Le prix du meilleur long métrage est allé à Cinco días sin Nora de la Mexicaine Mariana Chenillo. Nora, juive pratiquante, vient de se suicider. Cependant la vieille dame avait préparé sa veillée funèbre afin d'obliger son athée d'ex-mari à accomplir ses dernières volontés. Mais la religion juive est très rigoureuse et réservée à l'égard des suicidés. Plutôt bien réalisée et bien interprétée, cette première œuvre aborde un sujet très proche de la réalisatrice. L'humour – revendiqué dans la plupart des films – donne du tonus à ce récit.

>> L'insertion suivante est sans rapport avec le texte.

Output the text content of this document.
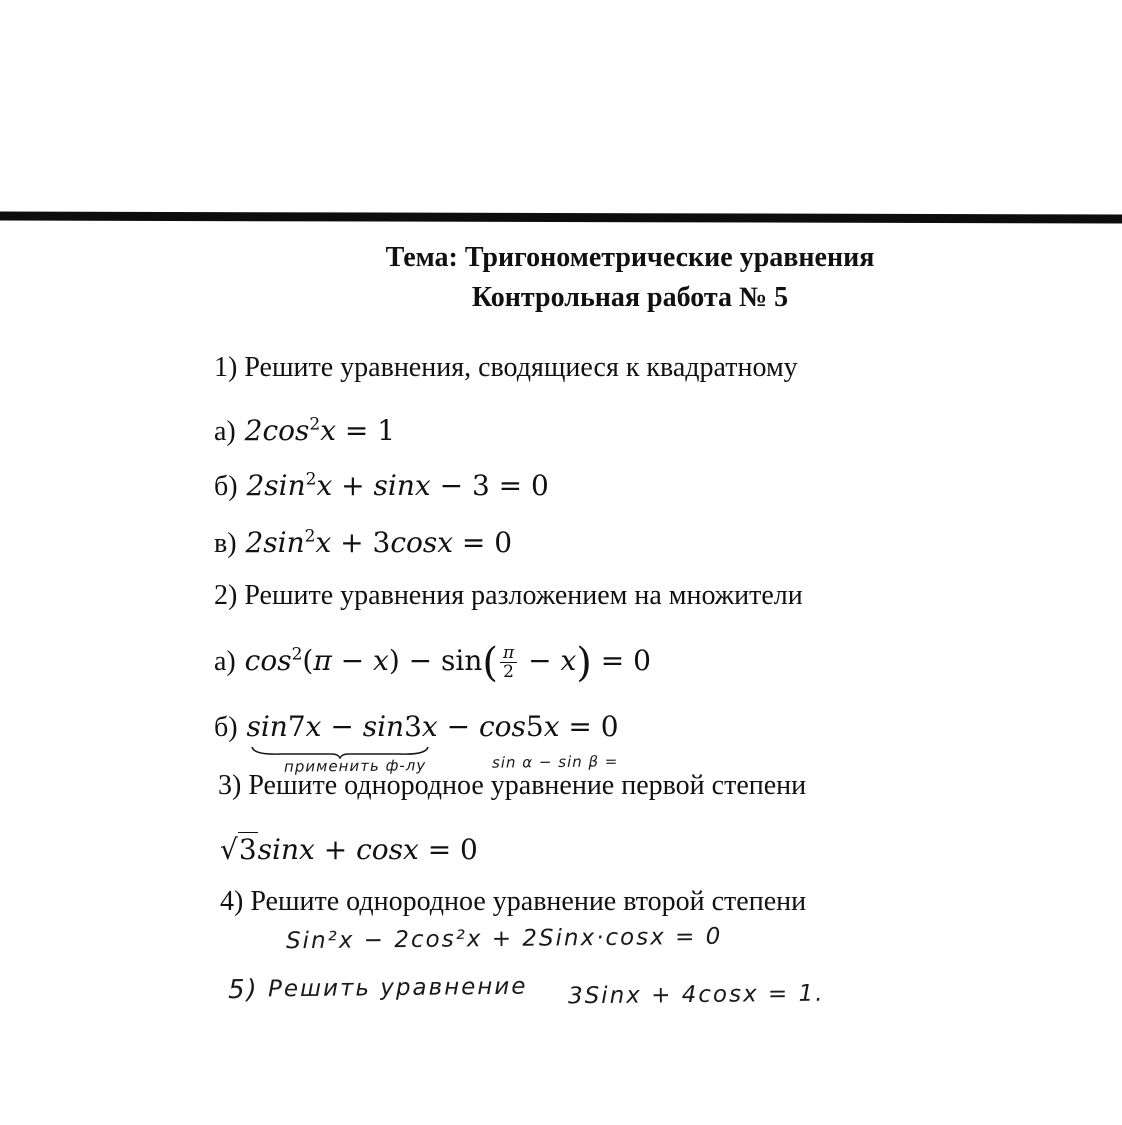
Тема: Тригонометрические уравнения
Контрольная работа № 5
1) Решите уравнения, сводящиеся к квадратному
а) $2\cos^2x = 1$
б) $2\sin^2x + \sin x - 3 = 0$
в) $2\sin^2x + 3\cos x = 0$
2) Решите уравнения разложением на множители
а) $\cos^2(\pi - x) - \sin( \frac{\pi}{2} - x) = 0$
б) sin7x − sin3x − cos5x = 0
применить ф-лу	sin α − sin β =
3) Решите однородное уравнение первой степени
√3sinx + cosx = 0
4) Решите однородное уравнение второй степени
Sin²x − 2cos²x + 2Sinx·cosx = 0
5) Решить уравнение 3Sinx + 4cosx = 1.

Du côté des courts métrages, la sélection était très inégale. Il faut retenir le grand prix, Distancias, de Matías Lucchesi (Argentine), histoire d'un gamin qui disparaît lorsque la voiture de ses parents, qui disputent, s'arrête. Sans oublier El Hombre muerto, beau film uruguayen en noir et blanc de Julián Goyoaga, ni le plus rebelle de la sélection, Espalhadas pelo Ar (prix du jury des jeunes Européens), réalisé au Brésil par Vera Egito.

Du côté des documentaires, le grand prix Union latine et le prix du public sont allés à Mi vida con Carlos (Chili-Espagne) de Germán Berger Hertz, qui retrace le voyage d'un fils à la recherche de son père et aussi l'histoire d'un pays qui ne veut plus se souvenir. Des mentions ont été attribuées à Los que se quedan (Mexique) de Juan Carlos Rulfo et Carlos Hagerman sur les familles des émigrés mexicains et à La Chirola (Bolivie-Cuba) de Diego Mondaca qui trace en 26 minutes le portrait d'un ex-guérillero qui, à sa sortie de prison, se réadapte grâce à ses chiens.

À côté des 15 films en compétition se tenaient les rencontres professionnelles de documentaristes latins organisées par l'Union latine sur lesquelles nous reviendrons.

Un évènement : la projection de La Passion de Jeanne d'Arc, film muet de 1927, réalisé par Carl Dreyer, avec une musique adaptée de la partition d'époque de Léo Pouget et Victor Allix (version avec chœur) par le chef argentin Santiago Chotsourian qui dirigeait l'Orchestre régional Bayonne / Côte Basque. L'occasion pour de nombreux spectateurs de découvrir ce chef d'œuvre.

Depuis l'an dernier, la sélection est consacrée essentiellement aux nouveaux réalisateurs. Il nous reste l'envie de voir les films les plus récents des auteurs latino-américains confirmés qui nous ont fait connaître la diversité de ce sous-continent… et ont contribué à l'essor de ce festival convivial.